This thesis, though written in about one year, has a rather long history. I was introduced to André Brink’s A Chain of Voices at the age of seventeen, by Beate N. Schwensen, who later became my wife. She had come across this fascinating book that I just had to read. I read it and I believe this novel gave me one of my strongest reading experiences to this day. Since then I have read all Brink’s novels, but none of them have been able to challenge the very special status A Chain of Voices gained in my view.

The collecting of secondary sources and critical material was not an easy job with this author, simply because there exists very little (which takes a lot of time to find out). Now, this may have its, more or less, obvious advantages and disadvantages. One advantage is that the treatment of the novel can be free and new, without having to account for too many other and different critical approaches.

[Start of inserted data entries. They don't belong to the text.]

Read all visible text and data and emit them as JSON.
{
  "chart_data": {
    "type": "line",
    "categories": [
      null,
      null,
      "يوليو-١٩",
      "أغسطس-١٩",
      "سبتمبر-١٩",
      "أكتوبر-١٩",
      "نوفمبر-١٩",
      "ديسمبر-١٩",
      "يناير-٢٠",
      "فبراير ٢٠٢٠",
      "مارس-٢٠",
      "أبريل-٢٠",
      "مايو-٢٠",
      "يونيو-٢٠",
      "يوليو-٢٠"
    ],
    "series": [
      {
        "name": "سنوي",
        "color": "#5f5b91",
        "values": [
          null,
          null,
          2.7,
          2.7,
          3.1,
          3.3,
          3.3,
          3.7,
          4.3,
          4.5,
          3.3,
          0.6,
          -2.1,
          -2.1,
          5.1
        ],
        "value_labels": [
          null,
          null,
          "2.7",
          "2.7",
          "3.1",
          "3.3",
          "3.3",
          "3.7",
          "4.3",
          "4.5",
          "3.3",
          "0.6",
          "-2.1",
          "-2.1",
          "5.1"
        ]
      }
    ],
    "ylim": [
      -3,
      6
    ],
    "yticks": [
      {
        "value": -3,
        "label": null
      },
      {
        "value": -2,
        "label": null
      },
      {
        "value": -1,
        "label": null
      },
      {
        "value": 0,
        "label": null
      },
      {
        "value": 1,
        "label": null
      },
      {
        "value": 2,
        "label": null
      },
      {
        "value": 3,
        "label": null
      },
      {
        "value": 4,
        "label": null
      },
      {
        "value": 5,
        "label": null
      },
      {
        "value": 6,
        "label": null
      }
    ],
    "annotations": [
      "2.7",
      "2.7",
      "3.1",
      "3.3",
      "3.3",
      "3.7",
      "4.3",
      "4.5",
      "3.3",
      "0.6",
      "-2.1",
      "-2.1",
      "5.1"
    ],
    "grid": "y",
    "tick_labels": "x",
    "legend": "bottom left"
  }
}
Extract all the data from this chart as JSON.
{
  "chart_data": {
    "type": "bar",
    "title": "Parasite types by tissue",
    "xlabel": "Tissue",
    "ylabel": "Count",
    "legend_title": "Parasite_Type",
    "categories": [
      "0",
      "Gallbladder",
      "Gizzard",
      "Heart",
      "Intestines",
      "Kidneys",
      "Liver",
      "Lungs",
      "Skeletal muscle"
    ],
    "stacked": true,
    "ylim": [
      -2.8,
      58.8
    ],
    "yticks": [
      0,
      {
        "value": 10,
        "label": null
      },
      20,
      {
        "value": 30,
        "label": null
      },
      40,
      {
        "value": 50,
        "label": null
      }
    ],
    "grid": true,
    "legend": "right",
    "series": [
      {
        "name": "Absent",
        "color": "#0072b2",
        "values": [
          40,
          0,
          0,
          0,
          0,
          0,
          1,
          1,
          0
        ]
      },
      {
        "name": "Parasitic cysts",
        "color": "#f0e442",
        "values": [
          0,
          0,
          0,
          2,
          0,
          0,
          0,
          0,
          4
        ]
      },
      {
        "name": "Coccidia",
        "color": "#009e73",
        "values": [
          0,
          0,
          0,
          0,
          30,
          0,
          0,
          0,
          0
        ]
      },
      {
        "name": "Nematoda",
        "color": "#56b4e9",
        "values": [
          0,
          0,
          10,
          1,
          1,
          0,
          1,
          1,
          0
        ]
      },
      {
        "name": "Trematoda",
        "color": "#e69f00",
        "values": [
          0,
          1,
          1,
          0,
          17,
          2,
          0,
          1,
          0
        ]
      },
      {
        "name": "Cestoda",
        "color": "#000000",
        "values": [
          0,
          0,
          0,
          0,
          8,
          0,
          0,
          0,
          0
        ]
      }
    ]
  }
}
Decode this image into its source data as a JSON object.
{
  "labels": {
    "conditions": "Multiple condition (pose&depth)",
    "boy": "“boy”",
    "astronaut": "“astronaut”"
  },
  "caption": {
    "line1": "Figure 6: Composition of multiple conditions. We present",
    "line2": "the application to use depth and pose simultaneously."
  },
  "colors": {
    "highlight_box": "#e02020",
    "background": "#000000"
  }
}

The disadvantages are perhaps more serious. There will obviously be a lack of comprehensive critical support of my arguments, thus making my own interpretations stand alone, as it were, almost exclusively dependent on their own reasonableness, logic, and coherence.

I would like to thank my very thorough supervisor, Olav Lausund, who was willing to supervise a thesis on an ‘unknown’ author like Brink. Time and again, Lausund has impressed me with his remarkable ability to see how, by very subtle means, logic and coherence may be gained and improved.

Finally, I would again like to thank my wife for introducing me to a fascinating and extremely engaging author, and for being a patient and helpful support in the writing process. I would also like to thank my little son, Vetle, for being a source of inspiration in times of frustration, and for adding a broader perspective to the view of what is important and what is less important, when all is finally said and done.